In my mind, one of the few good outcomes of the 1917 Bolshevik Revolution, which left Russia in a communist deep-freeze for 74 years, was that they banned the sport of curling. Along with golf, the Bolsheviks forbid the “bourgeois pursuit” of curling.

Say what you will about communism but, for the better part of the last century, Russians were spared the sight of gaudily dressed men and women chasing large rocks and running after tiny white balls. A police state? Yes, but until now relatively “silly free.” Lenin was always Russia’s leading lefty but he was never once a skip!

In Russia, you saluted the hammer and sickle; a curling broom earned you a one-way train trip to the gulag. A tad harsh perhaps, but any nation that punishes its people for going into a freezing building on a cold day to throw rocks into a circle called a house cannot be all bad.

Alas all good things must come to an end and since the collapse of the Soviet Union in 1991, curling has reared its tartan and tammed head again in Russia. Although boring, curling is physically demanding.

It wasn’t enough that the Scots exported the game to Canada, where its athletic endurance and end-to-end excitement immediately matched the other popular Canadian pastime of the day - napping.

Now, thanks to the participation of a ragtag Russian women’s rink at the 2002 Olympics in Salt Lake City, Utah, curling is hot in Moscow and other places where they apparently have not yet heard of television.

Is this a good idea? In a country battling national alcoholism, should we really introduce a sport where all the excitement, and by far the best shots, takes place at the bar?

The Russians have put their own imprint on the game of curling. Much like ice dancing, all scores at Russian bonspiels will also be fixed. Of course, for a population who spent the better parts of their lives standing in lines only to find nothing left when they got to the front - curling at least does not disappoint.

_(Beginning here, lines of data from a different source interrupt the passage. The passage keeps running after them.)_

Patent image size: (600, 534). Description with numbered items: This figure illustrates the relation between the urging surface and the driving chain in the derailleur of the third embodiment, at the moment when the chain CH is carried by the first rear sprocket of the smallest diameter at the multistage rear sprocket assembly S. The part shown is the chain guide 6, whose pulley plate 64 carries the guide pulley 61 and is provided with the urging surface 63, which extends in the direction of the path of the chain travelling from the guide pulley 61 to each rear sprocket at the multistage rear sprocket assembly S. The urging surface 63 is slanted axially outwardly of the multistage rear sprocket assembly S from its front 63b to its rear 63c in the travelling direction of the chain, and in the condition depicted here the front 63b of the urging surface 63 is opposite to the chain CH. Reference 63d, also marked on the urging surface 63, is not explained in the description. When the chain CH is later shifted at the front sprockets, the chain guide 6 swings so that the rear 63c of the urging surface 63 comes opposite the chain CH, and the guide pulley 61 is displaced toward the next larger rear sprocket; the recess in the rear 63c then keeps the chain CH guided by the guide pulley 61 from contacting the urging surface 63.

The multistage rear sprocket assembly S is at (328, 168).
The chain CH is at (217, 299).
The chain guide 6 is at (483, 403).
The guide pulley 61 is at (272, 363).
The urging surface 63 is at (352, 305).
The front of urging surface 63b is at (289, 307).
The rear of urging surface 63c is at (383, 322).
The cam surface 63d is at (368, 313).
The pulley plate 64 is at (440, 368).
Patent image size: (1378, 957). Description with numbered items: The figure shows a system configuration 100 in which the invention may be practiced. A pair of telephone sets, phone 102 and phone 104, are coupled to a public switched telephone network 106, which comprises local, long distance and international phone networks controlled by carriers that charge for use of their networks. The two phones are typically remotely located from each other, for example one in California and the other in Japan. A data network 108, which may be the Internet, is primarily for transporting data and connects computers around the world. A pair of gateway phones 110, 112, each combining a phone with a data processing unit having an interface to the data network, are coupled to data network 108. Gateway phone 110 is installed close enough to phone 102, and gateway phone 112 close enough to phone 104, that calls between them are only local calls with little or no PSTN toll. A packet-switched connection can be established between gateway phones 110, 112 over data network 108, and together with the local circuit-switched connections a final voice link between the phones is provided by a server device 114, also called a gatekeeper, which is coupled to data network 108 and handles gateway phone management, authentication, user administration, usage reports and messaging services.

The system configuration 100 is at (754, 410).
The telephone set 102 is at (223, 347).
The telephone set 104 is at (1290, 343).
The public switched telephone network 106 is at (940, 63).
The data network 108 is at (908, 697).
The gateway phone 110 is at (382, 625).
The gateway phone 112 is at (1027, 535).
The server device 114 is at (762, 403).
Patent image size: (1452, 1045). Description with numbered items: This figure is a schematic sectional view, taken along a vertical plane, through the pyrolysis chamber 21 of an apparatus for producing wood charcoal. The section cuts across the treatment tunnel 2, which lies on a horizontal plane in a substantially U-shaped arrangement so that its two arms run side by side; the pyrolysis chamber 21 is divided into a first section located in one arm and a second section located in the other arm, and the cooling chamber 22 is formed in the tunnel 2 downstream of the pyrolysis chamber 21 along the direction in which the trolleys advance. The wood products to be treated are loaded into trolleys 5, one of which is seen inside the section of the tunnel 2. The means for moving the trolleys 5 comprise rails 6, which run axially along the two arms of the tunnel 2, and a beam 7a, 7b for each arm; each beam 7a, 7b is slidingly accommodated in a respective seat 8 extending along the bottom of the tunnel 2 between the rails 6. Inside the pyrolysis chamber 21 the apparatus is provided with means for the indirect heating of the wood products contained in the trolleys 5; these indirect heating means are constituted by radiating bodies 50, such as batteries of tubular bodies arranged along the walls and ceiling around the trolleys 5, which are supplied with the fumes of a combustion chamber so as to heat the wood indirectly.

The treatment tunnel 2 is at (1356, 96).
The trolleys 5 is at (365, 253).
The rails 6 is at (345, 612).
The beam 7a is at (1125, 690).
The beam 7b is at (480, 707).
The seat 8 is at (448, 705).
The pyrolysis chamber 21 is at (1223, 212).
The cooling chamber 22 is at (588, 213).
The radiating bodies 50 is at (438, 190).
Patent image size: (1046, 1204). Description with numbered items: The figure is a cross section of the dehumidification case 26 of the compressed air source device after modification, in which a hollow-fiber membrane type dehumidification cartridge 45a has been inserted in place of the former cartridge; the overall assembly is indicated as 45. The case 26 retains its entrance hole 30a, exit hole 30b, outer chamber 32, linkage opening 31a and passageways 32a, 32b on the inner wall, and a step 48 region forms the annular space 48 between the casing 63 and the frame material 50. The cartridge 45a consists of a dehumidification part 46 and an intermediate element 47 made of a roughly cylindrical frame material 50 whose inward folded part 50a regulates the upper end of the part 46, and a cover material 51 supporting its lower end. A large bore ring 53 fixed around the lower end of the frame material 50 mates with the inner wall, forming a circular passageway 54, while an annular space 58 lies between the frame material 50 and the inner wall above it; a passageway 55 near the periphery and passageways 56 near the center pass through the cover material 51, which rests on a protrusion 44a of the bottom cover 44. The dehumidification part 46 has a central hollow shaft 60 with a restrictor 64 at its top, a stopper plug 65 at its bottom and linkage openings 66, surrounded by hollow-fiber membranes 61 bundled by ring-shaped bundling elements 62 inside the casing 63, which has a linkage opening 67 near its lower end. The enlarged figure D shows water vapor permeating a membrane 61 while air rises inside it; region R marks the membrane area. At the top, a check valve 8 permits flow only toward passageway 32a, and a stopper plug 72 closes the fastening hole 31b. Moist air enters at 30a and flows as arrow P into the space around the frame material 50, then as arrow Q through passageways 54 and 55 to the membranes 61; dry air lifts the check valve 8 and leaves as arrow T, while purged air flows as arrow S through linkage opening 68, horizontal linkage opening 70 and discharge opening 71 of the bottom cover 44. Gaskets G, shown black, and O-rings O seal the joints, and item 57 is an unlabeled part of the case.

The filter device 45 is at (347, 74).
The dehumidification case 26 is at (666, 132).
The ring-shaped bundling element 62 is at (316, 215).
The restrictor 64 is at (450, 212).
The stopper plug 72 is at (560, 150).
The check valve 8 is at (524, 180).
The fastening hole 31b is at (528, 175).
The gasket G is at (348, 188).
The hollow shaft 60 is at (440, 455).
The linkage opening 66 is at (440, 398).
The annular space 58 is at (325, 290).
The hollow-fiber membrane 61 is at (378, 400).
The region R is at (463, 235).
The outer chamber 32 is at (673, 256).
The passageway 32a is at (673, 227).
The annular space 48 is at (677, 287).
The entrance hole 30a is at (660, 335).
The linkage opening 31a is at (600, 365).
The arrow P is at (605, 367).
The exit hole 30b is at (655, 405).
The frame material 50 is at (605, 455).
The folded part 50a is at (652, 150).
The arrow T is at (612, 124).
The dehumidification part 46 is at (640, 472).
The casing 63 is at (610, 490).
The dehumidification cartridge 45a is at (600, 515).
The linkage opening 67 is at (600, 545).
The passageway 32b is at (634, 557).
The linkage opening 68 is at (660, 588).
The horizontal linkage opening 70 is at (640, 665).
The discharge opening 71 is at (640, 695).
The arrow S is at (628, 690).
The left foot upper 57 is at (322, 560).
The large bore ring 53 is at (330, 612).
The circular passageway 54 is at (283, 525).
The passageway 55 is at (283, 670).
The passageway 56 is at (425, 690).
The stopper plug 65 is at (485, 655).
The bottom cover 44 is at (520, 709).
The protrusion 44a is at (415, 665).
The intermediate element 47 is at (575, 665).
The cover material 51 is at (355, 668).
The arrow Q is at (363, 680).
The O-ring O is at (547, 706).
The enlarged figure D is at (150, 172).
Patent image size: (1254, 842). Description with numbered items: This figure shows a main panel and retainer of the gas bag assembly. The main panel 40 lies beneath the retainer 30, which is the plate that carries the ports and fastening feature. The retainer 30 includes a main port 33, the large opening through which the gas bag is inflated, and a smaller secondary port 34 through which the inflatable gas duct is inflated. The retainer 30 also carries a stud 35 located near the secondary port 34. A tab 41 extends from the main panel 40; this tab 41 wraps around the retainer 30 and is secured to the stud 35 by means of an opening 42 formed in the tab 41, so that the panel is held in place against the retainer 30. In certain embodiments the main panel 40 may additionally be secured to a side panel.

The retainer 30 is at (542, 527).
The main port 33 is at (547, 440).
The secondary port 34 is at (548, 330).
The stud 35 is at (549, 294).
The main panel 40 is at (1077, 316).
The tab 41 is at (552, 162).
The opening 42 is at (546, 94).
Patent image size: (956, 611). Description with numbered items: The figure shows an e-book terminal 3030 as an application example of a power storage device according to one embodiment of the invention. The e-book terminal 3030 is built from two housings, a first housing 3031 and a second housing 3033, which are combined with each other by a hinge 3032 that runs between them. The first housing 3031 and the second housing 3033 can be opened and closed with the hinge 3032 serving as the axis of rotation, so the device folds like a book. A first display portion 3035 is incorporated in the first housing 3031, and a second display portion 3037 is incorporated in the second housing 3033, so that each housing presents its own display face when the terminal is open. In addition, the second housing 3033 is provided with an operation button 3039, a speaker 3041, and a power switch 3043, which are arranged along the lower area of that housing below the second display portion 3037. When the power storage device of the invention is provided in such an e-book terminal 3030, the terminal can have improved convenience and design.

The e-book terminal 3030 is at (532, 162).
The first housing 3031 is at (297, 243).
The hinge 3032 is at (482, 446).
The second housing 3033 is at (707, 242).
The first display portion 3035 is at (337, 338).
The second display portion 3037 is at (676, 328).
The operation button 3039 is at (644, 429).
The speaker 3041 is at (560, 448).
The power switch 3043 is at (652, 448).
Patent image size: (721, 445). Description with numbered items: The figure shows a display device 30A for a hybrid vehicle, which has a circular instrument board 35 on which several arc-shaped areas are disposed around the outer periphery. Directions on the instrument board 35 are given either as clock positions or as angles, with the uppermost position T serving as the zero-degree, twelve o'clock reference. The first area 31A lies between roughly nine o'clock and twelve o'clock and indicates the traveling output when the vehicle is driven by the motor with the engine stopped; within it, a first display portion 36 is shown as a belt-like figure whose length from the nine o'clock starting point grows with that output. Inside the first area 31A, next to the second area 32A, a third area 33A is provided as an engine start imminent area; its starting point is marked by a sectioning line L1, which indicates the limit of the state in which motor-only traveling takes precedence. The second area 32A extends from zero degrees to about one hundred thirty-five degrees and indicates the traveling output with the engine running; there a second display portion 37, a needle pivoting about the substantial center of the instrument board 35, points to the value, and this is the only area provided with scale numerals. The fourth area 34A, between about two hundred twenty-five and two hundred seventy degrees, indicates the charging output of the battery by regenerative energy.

The Ice Planet, Moscow’s first curling rink, is part disco, part cocktail lounge, part curling rink. The game is being sold to neophyte curlers as “hip, stylish and fashionable.” Fashionable? No, sorry. I once went to a game of curling in Thunder Bay and a bout of butt cleavage broke out among four guys who were not even plumbers. Curling is not a fashion statement. In fact, No Snore Nose Strips can, in many cases, control the statement made by curling. When the first Olympic curler tests positive for drugs, trust me, it’ll be caffeine.

A report in the *Moscow Times*, described curling as “two teams whose members use a long brush to push a 19-kilogram stone toward a series of concentric circles, while members of the opposing team use their brushes to keep the stone away from the goal.” Beautiful! Group goaltending.

This is not only an inaccurate description of the game, it’s wishful thinking for the evolution of curling as a real sport.

I’ve always said the guys standing around leaning on their brooms should attack the guy throwing the rock until they beat it out of his hand. They could then pass the stone off to a speedy winger breaking down the sheet beside them, which is being used by the ladies from the local senior’s home. I realize this could, in many circumstances, cause action! But that’s the risk when we wake people up out of a coma on a slippery patch of ice. Mayhem, tripping, boarding, high brooming, kilt hiking, tam twirling, skip to the loo plus a five minute major for fighting - this is the future of curling, a blood sport the whole family can enjoy.

Think of it - Tonya Harding as the enforcer skip, knee capping all eight finalists in the Brier with her trademark iron shafted broom.

There are now 1,000 regular curlers in Russia and the reason seems to be, according to the organizers, that their winters are so long. Let me say, no winter, not even one that exclusively involves penguins, polar bears and a magnetic pole is long enough to justify curling. Honestly, I’d sooner ice fish with no bait.